I can’t help the small smile that pulls at my lips. It fades quickly, though. Because we both know what’s coming. And neither of us is ready for what it might cost.
“So,” I ask, voice quiet. “What’s the plan?”
Travis turns, already shifting into SEAL mode. “First, we get the journal. We confirm what’s in it. Then we make noise. Put you somewhere visible. Not flashy. Just enough to stir interest. You’re right; Carlton’s got to be watching. He’ll take the bait.”
“And then?”
“Then I end this.”
The finality in his voice sends a chill down my spine.
“I want to be there,” I say.
“No.”
“Travis.”
He cuts me a look. “You’re the bait, Abby. You don’t get to be the knife.”
“I don’t need to be the knife. I just need to see him fall.”
He considers that, then nods. “Fine. But when I say get down, you drop.”
“Deal.”
We stand in silence for a long moment, the weight of everything pressing in. I’ve never done anything like this before. Never gone head-to-head with someone who has a kill list—much less one I was on. Never been a pawn in a game I barely understood.
But I’m not scared. Not really. Because I’ve got Travis. And I’ve got Nick’s words ringing in my head: ‘Trust him.’
Nick was right. I do.
But this isn’t about trust anymore. It’s about justice.
“You’re sure Carlton is still CIA?” I ask.
Travis’s jaw clenches. “Not officially. Guys like Carlton—they slip between shadows. He’s not in the system anymore. But that doesn’t mean he isn’t active.”
“And no one’s stopping him?”
“There are people looking the other way,” Travis says, and there’s so much disgust in his voice it makes my stomach churn. “He has leverage. Or money. Or both. He’s been running ops off the books for years.”
“And Nick knew?”
“Nick found something. My guess? We discovered that the person we were sent to extract wasn’t a defector. He was bait. Carlton needed us gone. Nick figured it out too late.”
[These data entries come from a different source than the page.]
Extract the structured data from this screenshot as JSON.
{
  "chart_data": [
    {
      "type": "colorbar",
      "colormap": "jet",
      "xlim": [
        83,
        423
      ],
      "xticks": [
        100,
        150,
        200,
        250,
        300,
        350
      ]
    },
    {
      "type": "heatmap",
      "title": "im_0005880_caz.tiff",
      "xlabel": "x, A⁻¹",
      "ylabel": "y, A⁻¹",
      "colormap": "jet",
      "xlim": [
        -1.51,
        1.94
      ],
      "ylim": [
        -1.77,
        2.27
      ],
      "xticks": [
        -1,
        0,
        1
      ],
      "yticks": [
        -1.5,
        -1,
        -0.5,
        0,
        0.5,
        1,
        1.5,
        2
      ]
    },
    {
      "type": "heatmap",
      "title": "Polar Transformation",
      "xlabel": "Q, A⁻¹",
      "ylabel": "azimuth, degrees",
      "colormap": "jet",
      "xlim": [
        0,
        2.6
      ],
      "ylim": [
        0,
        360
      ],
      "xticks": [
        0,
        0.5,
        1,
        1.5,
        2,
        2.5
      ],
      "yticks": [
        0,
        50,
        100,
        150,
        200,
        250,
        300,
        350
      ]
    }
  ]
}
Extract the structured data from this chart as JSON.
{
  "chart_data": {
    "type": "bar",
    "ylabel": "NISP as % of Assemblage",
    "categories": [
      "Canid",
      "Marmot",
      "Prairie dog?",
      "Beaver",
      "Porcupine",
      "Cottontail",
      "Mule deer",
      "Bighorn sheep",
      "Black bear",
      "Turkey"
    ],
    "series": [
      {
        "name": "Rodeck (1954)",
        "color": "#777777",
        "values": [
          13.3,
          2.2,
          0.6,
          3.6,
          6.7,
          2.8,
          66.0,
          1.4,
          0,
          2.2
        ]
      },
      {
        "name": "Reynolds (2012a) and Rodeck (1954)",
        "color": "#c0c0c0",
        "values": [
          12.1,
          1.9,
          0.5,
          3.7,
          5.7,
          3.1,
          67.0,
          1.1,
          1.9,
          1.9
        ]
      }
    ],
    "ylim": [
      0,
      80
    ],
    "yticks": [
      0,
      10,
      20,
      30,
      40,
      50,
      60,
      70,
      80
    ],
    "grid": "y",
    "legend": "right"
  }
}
“And now I have the last piece.”
Travis nods once. “Which means we either use it… or bury it for good.”
My fingers curl into fists at my sides. “I’m not burying anything… except maybe Carlton.”
“Didn’t think you would,” he says. “That’s why I’m going to make damn sure you walk out of this.”
I meet his eyes. “Only if you do too.”
A muscle ticks in his jaw, but he says nothing. He doesn’t make promises he isn’t sure he can keep. That, somehow, is more terrifying than if he had.
Still, I believe in him. In us. Whatever this is, whatever it’s becoming… and maybe that’s the scariest part of all.
We leave Misty Mountain tomorrow. We’ll make sure Carlton sees me. We’ll give him the opportunity to come in close, and then Travis will end it... end him. He hasn’t said how, but I’ve seen the look in his eyes when he talks about Carlton. There’s no room for negotiation.
Tonight, though, we pack. We review contingencies. Travis sketches maps and exit routes and backup plans on the back of a Pine & Petal napkin. I try not to think about what happens if things go sideways.
As we settle into bed, the weight of it all pressing down, I curl into his side and whisper, “What if this doesn’t work?”
Travis turns to me, eyes fierce. “Then I make sure he never touches you again.”
He kisses the top of my head, his arm tightening around me.
Tomorrow, we step into the fire, and if Carlton thinks he’s hunting the girl who ran, he’s about to learn I stopped running the second I found my brother’s truth—and the man willing to help me fight for it.